Using Deep Q-Networks to Train an Agent to Navigate the Unity ML-Agents Banana Environment

Abstract

Deep Q-learning is the combination of the Q-learning process with a function approximation technique such as a neural network. According to (Zai & Brown 2020), the main idea behind Q-learning is the use of an algorithm to predict a state-action pair, and to then compare the results generated from this prediction to the observed accumulated rewards at some later time. The parameters of the algorithms are then updated so that it makes better predictions next time. While this technique has some advantages that make it very useful for solving reinforcement learning problems, it also falls short for solving complex problems with large state-space.

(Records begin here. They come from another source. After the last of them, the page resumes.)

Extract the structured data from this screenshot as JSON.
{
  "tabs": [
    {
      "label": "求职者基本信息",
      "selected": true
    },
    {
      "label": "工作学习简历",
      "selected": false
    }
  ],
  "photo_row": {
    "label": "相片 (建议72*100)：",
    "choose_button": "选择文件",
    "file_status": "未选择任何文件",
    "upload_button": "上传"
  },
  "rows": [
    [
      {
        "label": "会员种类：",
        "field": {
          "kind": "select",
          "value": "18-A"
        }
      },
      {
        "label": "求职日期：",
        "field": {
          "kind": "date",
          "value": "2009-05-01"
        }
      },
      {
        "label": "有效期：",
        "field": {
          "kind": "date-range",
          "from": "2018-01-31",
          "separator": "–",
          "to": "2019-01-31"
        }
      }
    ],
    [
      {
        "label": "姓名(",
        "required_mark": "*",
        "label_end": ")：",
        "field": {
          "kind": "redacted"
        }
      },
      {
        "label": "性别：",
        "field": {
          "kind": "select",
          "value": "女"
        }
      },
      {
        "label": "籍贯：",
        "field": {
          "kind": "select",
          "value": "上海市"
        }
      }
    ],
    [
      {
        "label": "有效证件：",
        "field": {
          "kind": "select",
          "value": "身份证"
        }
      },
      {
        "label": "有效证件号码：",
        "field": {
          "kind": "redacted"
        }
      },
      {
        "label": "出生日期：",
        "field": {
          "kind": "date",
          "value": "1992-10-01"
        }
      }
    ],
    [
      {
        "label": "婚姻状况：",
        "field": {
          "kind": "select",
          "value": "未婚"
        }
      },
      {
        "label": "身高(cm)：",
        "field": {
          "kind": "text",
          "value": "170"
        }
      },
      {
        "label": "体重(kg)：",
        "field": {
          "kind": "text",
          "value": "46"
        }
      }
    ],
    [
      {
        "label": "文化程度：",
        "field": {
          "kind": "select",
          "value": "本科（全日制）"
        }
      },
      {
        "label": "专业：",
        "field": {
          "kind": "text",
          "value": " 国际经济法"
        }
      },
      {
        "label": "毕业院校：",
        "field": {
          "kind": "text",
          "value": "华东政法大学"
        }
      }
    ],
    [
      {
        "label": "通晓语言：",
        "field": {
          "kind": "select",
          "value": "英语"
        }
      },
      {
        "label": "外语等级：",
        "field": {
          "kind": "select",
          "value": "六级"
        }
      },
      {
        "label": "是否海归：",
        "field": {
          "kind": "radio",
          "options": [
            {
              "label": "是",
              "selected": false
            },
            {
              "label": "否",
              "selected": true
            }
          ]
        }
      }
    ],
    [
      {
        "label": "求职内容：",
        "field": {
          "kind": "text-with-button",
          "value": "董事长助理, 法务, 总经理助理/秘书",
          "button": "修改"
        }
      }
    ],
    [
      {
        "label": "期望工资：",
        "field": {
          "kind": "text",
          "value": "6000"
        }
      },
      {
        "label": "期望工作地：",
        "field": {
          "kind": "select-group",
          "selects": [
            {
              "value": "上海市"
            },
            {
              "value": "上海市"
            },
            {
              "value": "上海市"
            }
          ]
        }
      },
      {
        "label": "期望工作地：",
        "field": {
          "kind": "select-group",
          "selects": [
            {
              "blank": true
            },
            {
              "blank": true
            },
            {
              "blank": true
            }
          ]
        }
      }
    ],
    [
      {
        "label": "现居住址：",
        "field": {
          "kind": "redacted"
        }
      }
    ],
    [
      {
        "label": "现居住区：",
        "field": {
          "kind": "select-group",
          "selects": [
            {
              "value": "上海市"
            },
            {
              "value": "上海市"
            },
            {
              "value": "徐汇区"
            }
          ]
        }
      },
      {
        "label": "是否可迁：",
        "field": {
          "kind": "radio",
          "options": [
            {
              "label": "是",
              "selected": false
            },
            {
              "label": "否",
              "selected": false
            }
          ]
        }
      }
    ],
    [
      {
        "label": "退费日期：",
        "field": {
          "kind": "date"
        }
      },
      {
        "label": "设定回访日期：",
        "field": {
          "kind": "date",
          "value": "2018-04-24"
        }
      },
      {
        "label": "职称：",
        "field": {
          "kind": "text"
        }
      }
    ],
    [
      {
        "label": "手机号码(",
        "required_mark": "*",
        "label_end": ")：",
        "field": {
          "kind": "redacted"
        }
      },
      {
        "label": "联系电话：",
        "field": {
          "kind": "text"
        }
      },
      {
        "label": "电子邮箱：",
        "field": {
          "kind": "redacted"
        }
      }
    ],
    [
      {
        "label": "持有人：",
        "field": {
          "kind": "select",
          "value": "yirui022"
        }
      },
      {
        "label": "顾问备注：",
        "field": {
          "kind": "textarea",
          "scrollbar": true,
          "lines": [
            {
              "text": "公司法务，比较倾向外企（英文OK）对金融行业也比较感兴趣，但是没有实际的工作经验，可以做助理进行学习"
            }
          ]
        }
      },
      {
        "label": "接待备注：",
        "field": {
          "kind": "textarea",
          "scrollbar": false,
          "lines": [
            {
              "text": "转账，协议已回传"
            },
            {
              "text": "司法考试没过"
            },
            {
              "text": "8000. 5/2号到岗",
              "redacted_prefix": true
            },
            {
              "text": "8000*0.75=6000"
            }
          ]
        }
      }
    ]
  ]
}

In fact, (Google DeepMind 2015) supported the above conclusion in its seminal paper entitled “Human-level control through deep reinforcement learning”. In this paper, (Mnih et al 2015) asserted that “to use reinforcement learning successfully in situations approaching real-world complexity, agents are confronted with a difficult task: they must derive efficient representations of the environment from high-dimensional sensory inputs, and use these to generalize past experiences to new situations”. To achieve this objective they stated further, “we developed a novel agent, a deep Q-network (DQN), which is able to combine reinforcement learning with a class of artificial neural network known as deep neural networks”. While Q-learning as a tool for solving reinforcement learning problems has enjoyed some remarkable successes in the past, it was not until the introduction of DQN that practitioners were able to use it to solve large-scale problems. Prior to that, reinforcement learning was limited to “applications and domains in which useful features could be handcrafted, or to domains with fully observed, low-dimensional state spaces”, (Mnih et al 2015) argued further.